Sheriff Supports Armed Personnel to Supplement Santa Rosa Schools Protection

Posted on June 23, 2021 by Romi White

Despite assertions otherwise by a Santa Rosa School District official, Sheriff Bob Johnson says he supports implementing a state program to allow highly trained armed personnel in local schools. County commissioners on Tuesday also voiced support for it.

The issue arose during the June 22 county commission meeting when the board was asked to fund a $544,000 allocation toward the school resource officer program.

District 3 Commissioner James Calkins told fellow board members he wanted to include a stipulation that the school district implement the Florida Department of Education’s Office of Safe Schools’ Guardian Program in order to receive the funding.

The Coach Aaron Feis Guardian Program was established in 2018 through the Marjory Stoneman Douglas High School Public Safety Act. In its initial report, the Marjory Stoneman Douglas Public Safety Commission found that having Guardians in schools is the best way to ensure highly trained personnel are in place to respond immediately in the event of a school shooting, per FDOE.

Santa Rosa District Schools Safety Director Daniel Hahn told commissioners that about 50% of Florida’s 67 counties have implemented the Guardian Program; however, according to FDOE, that is inaccurate. Per FDOE, nearly 2/3 of Florida’s counties utilize it.

Hahn told commissioners the school district was going to implement the program at one time. “Then the sheriff asked us not to, so we’re not,” Hahn said. “We are in full concurrence and in support of the sheriff’s office decision to not implement it at this time.”

But Santa Rosa County Bob Johnson, who was not present at the meeting, told South Santa Rosa News that he does support implementing the program in Santa Rosa schools.

Assistant Chief Deputy Shane Tucker addressed the matter shortly after Hahn spoke, clarifying that the Sheriff’s Office does support utilizing the Guardian Program to supplement, but not replace, School Resource Officers. “Where we got off the rails is the initial part of this discussion (years ago) seemed to lead to removing and using Guardians instead of SROs.” 

Gulf Coast Gun Owner Chris Smith during Tuesday’s meeting offered to provide two firearms to each school for staff willing to complete the intensive 144-hour training to participate. Smith pointed out sworn law enforcement officers only receive 80 hours of firearms training as part of their certification.
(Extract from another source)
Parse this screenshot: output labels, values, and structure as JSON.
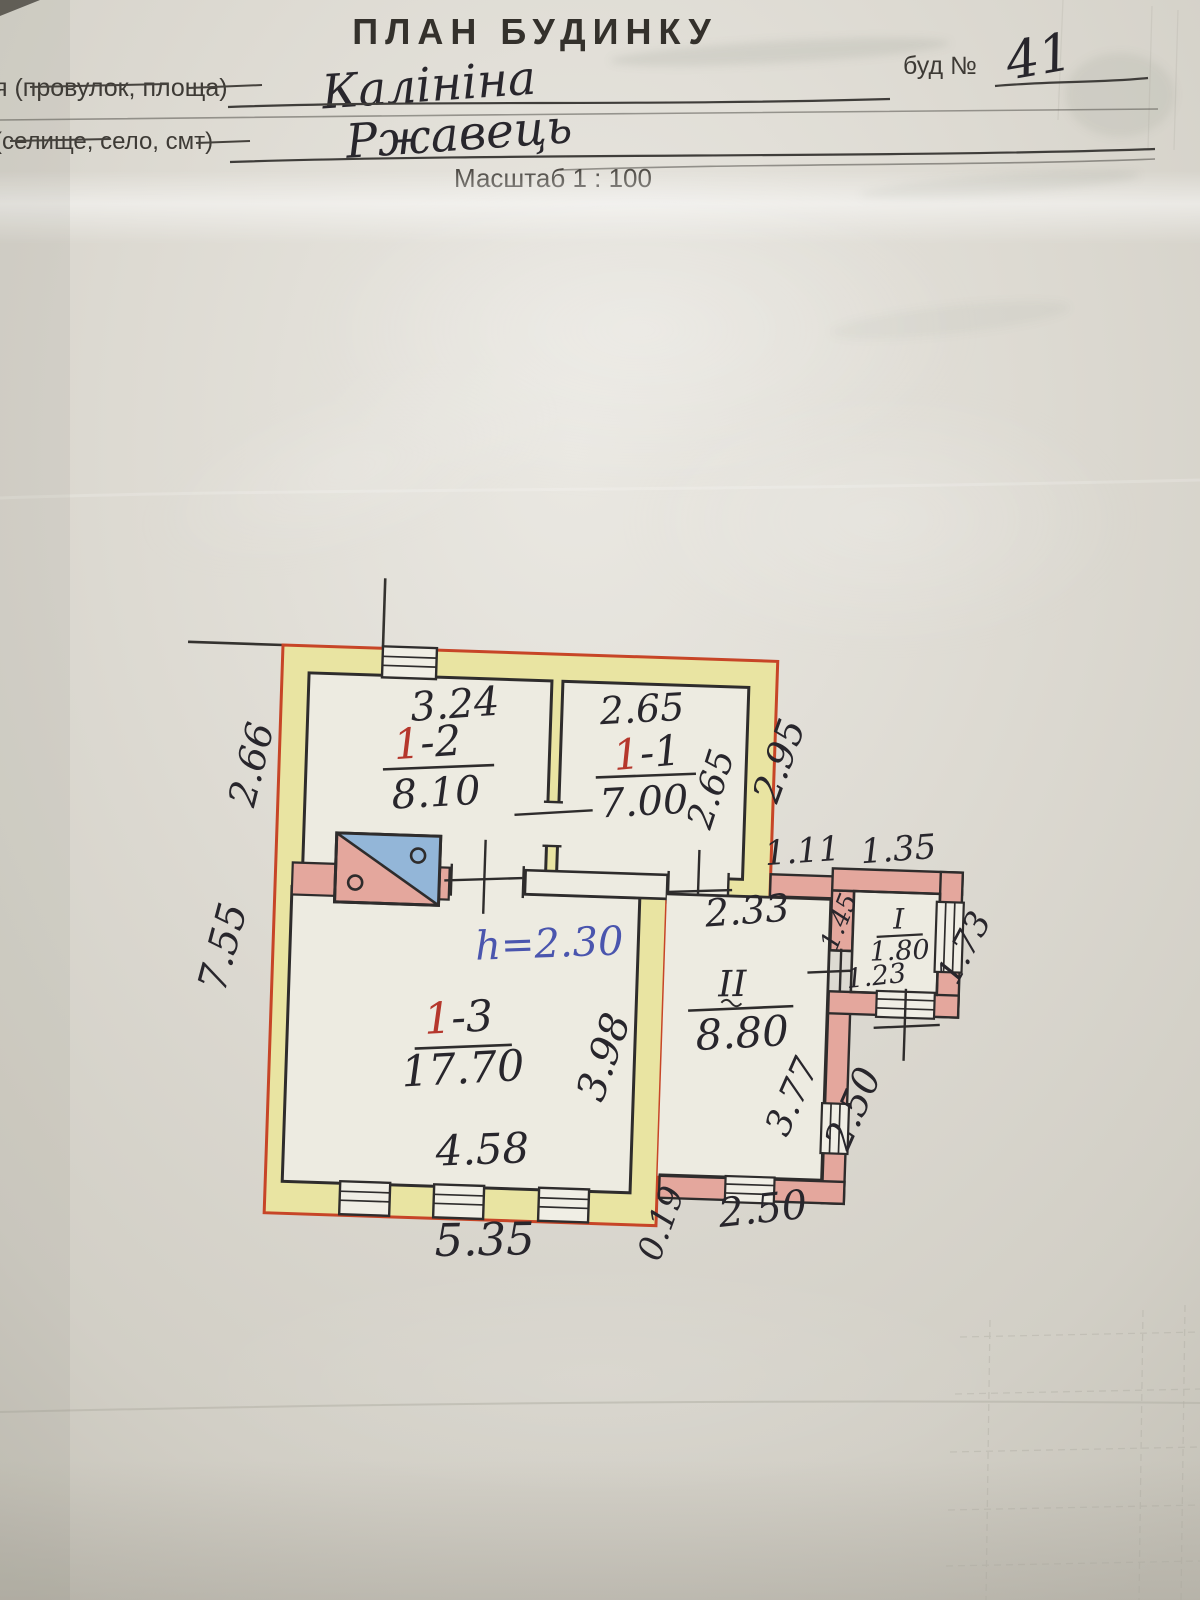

Ultimately the board voted to approve the school resource officer funding request without the stipulation that the district add the Guardian Program, although each commissioners who was present voiced support for it. Commissioner Dave Piech was absent.

Sheriff Johnson said the school board makes the call on whether or not to pursue using the Guardian Program. “If we add them on a strict, case-by-case basis in addition to the (school resource officers), I’m fine with it,” he said.


According to FDOE, Guardians are armed personnel who aid in the prevention or abatement of active assailant incidents on school premises. They are either school employees who volunteer to serve in addition to official job duties or personnel hired for the specific purpose of serving as a school guardian. Guardians must pass psychological and drug screenings, and successfully complete a minimum of 144 hours of training.

The 2019 Legislature expanded the Guardian program to include Class D and G licensed security guards as well as certain school district or charter school employees who volunteer to participate in the program.

State funds are granted to participating Sheriff’s Offices to cover the screening and training costs for each Guardian. Also, Guardians receive a one-time stipend of $500 for serving in the program.